DFC first opened in a fairly small space in Monterey Park and was so overwhelmed that it has since expanded twice. There’s no shortage of HK-style cafés around the San Gabriel Valley, even in the eastern portion. Yet there everyone is, waiting up to a half-hour for a morning meal at what Jonathan Gold described as “the most Hong Kong place in the San Gabriel Valley.”

Not that he needs our validation but he’s absolutely right. There’s something more intrinsically Hong Kong about DFC than its many counterparts. It’s not the many wall-mounted flatscreen TVs tuned to Hong Kong channels showing dramas, dining, cooking or talk shows that sets it apart from the rest. Perhaps you’ll catch the latest episode of The Exorcist’s Meter, a dramedy about a graveyard-shift cab driver battling evil spirits.

It’s also not the loud, bustling dining room, or the menu that doesn’t vary much from other HK cafés. What is it then? It’s the breakfast specials, or more specifically, the congee, or rice porridge. While congee is easily found at many places, there’s something almost epochal about it at DFC.

This congee isn’t the super-refined type one might find at the high-end seafood restaurants or a place like Huo Zhou Wang. It is simply a hearty comfort food. If you’re fortunate enough to get in before the 11:30 a.m. cutoff, a good-sized bowl comes with the choice of fried egg noodles or steamed rice flour noodle rolls, the latter of which can be plain or with dried shrimp.

The congee is served with diced scallions and some slivers of ginger and topped with a few bits of fried dough. There are 16 variations, including chicken, either boneless or bone-in, fish fillet and various pork and pig bit versions, one of which is the classic combo of pork and preserved egg. The portion feeds two easily.
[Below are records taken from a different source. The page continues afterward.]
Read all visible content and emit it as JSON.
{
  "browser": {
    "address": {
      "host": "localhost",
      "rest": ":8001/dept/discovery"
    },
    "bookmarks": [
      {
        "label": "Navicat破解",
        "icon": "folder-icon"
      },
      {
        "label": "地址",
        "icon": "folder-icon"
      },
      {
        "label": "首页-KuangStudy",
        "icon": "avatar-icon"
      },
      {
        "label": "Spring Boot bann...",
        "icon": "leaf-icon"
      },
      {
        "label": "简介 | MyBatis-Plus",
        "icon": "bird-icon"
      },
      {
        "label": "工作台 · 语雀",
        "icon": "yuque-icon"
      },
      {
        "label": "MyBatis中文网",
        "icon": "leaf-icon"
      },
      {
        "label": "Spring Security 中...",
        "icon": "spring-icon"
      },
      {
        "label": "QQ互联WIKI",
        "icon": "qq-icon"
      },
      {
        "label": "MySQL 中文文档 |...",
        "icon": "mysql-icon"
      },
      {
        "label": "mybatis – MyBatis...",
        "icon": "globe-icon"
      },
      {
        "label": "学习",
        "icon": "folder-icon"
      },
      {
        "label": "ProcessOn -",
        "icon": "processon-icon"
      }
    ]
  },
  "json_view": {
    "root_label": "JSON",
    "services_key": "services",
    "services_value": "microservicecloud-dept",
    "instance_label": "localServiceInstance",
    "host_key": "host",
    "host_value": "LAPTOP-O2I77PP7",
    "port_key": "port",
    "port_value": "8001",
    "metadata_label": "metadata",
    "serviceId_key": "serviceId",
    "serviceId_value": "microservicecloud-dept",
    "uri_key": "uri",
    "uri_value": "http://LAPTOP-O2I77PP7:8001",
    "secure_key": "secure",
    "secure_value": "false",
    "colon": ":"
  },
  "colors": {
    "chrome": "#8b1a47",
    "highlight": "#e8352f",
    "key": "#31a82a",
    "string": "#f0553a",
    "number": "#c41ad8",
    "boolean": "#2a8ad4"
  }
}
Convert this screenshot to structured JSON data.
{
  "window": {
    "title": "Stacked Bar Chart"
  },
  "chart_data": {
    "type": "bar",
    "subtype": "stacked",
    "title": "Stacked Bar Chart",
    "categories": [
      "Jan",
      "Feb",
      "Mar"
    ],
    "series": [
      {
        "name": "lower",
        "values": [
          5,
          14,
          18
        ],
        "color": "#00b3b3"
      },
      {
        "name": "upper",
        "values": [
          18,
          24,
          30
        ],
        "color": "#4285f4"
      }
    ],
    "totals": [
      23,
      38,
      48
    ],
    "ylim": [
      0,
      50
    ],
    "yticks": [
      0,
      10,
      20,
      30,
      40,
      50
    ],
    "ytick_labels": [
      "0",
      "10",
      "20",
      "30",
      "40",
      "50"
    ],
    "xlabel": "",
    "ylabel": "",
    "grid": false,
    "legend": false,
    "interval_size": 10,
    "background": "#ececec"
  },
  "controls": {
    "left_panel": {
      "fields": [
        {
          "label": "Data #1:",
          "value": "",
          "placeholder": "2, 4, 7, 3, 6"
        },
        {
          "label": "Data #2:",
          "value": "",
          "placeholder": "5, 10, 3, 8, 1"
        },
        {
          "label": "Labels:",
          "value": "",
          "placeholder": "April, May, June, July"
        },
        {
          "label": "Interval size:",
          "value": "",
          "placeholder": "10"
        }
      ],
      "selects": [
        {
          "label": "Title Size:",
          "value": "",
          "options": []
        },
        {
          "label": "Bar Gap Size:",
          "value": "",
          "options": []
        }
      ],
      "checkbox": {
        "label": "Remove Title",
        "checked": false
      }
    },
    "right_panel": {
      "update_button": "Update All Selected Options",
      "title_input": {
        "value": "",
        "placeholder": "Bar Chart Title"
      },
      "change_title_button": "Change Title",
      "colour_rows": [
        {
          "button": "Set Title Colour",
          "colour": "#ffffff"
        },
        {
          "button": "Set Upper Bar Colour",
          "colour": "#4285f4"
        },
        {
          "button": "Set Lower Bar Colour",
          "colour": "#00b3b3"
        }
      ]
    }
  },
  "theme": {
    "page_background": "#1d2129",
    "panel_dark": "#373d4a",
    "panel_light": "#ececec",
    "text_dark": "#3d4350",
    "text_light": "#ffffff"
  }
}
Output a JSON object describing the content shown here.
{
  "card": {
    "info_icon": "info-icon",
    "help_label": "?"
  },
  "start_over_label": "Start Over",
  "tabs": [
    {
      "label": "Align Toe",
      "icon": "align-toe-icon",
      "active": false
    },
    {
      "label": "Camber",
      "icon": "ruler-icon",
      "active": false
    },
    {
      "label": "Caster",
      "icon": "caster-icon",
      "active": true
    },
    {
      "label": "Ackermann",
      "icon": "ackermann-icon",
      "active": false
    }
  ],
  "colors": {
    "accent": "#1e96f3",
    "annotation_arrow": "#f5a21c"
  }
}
There’s more, of course. It can’t be a Hong Kong place without the omnipresent bun, listed at Delicious Food Corner as “H.K. Style Bun With Butter.” It's also known as the pineapple, or bolo, bun, so named for its resemblance to the fruit, not the flavor. It’s a rich, buttery pastry served with large pats of butter between its halves. There’s also you tiao, sometimes called the Chinese doughnut, the sticks of unsweetened fried dough available either on their own or inside a rice flour noodle roll. Other variations of the rolls have beef, pork or shrimp.

If you’re not in a congee mood, there are other breakfast specials, including those featuring an egg with ham, sausage or Spam, served with macaroni in soup and either coffee or tea. And, being an HK-style café, the menu is quite large, giving plenty of other options of non-specials. Just be prepared to wait.